Le organizzazioni non governative, italiane e non, operano spesso in scenari di guerra, carestie e difficoltà economico-sociali rilevanti nell’intento di ricostituire un paese, una lingua, una cultura in ottica di convergenza, ri-comunione, ri-conciliazione di tutte quelle politico-religiose atte soltanto a separare. Riconosciamo nella spinta motivazionale al lavoro delle Ong dell’Unione Europea, come in tutte le altre, un approccio di tipo solidaristico-umanitario basato sulla giustizia sociale, sull’equità e sul rispetto dei diritti umani, nonché sulla cooperazione allo sviluppo.

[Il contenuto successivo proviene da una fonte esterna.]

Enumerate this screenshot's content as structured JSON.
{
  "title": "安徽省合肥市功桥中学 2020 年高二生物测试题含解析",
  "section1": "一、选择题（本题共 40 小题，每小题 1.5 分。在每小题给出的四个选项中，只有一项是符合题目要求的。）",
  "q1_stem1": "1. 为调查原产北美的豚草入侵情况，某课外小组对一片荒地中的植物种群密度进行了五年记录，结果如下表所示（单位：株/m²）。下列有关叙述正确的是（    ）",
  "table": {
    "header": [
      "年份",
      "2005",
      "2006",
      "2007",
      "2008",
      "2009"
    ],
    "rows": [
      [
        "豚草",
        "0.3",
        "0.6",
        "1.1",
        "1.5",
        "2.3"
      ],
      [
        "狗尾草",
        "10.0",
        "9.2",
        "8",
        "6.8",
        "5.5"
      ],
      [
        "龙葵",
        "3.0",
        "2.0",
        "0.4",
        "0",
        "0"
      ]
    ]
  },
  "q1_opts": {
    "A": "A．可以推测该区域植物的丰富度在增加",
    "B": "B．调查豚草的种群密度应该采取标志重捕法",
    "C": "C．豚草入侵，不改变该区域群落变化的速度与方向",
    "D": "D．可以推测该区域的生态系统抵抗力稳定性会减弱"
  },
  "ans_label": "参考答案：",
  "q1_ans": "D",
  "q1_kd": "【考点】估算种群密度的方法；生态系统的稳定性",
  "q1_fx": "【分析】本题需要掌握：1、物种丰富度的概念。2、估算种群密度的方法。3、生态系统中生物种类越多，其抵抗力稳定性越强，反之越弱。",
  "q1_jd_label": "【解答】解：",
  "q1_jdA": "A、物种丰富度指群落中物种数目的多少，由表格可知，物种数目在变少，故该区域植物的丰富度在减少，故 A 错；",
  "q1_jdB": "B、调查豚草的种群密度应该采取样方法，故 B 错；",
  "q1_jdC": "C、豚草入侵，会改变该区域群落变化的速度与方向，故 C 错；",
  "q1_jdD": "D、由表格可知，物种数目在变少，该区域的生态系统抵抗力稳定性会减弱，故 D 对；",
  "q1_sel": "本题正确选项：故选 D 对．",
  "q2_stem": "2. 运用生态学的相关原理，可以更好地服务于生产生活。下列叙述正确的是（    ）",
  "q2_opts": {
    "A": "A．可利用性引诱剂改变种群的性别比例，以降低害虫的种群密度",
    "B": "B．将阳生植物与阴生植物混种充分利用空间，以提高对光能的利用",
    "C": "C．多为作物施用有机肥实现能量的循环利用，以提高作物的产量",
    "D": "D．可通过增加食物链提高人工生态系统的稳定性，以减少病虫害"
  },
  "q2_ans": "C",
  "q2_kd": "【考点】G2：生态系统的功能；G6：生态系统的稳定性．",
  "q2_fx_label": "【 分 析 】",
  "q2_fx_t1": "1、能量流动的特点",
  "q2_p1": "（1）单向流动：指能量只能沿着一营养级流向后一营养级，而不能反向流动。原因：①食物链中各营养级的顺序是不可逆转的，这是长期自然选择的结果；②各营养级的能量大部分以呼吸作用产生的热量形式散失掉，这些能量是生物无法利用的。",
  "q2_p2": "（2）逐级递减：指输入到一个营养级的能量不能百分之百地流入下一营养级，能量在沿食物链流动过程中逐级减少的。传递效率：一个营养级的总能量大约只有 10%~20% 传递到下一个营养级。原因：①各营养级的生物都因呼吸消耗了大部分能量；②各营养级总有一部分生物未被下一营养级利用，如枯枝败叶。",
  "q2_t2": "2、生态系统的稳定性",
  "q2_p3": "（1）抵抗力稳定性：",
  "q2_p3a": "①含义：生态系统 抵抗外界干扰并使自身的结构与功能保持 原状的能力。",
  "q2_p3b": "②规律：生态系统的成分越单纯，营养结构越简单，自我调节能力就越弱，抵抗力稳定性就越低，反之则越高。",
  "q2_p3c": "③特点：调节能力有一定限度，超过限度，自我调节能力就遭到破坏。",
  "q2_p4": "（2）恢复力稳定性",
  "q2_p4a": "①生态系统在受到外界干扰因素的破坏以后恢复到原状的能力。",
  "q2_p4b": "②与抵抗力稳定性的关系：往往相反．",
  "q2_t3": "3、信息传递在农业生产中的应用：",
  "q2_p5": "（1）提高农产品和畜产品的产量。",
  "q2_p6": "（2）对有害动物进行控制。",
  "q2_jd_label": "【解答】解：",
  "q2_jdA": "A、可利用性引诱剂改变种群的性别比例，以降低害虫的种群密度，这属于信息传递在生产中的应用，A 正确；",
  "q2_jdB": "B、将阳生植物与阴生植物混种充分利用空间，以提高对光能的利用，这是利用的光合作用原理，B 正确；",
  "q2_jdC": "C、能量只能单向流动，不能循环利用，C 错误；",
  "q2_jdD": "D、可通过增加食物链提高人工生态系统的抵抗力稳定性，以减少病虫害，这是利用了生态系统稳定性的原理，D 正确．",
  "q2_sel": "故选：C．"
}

Hellen Keller, autrice dell’ottocento scriveva: “L’idea di fratellanza risorge sul mondo con un significato più ampio della mera associazione di membri in una setta o in un credo. E i pensatori dalla grande anima come Lessing provocano il mondo chiedendo cosa sia più divino, se l’odio e la lotta all’ultimo sangue fra le religioni o l’armonia e la cooperazione. Gli antichi pregiudizi dell’uomo contro i suoi fratelli tentennano e si ritirano di fronte alla radiosità di un più generoso sentimento, che non sacrifica l’uomo alla forma o lo deruba della serenità e della forza che esso trova nel suo credo. L’eresia di un’era diventa l’ortodossia dell’era seguente. La mera tolleranza ha lasciato il posto ad un sentimento di fratellanza fra uomini sinceri di tutte le confessioni“. E sarebbe auspicabile anche soltanto il riconoscimento e la valorizzazione del termine fratellanza, il mantenimento di linee politiche programmatiche che prevedano sempre la sensibilizzazione e lo sviluppo della società a tematiche umanitarie applicative, per dare un senso concreto al carattere di mutualità e cooperazione contenute nell’articolo 45 della Costituzione.
Come sempre rimango stupito dalla bellezza, dalla ricchezza e dalla brevità sistematica, concisa e coerente della nostra Costituzione, documento spesso oggetto di inique partiture, disconoscenze politiche transitorie intemperanti atte a screditarla e svalorizzarla.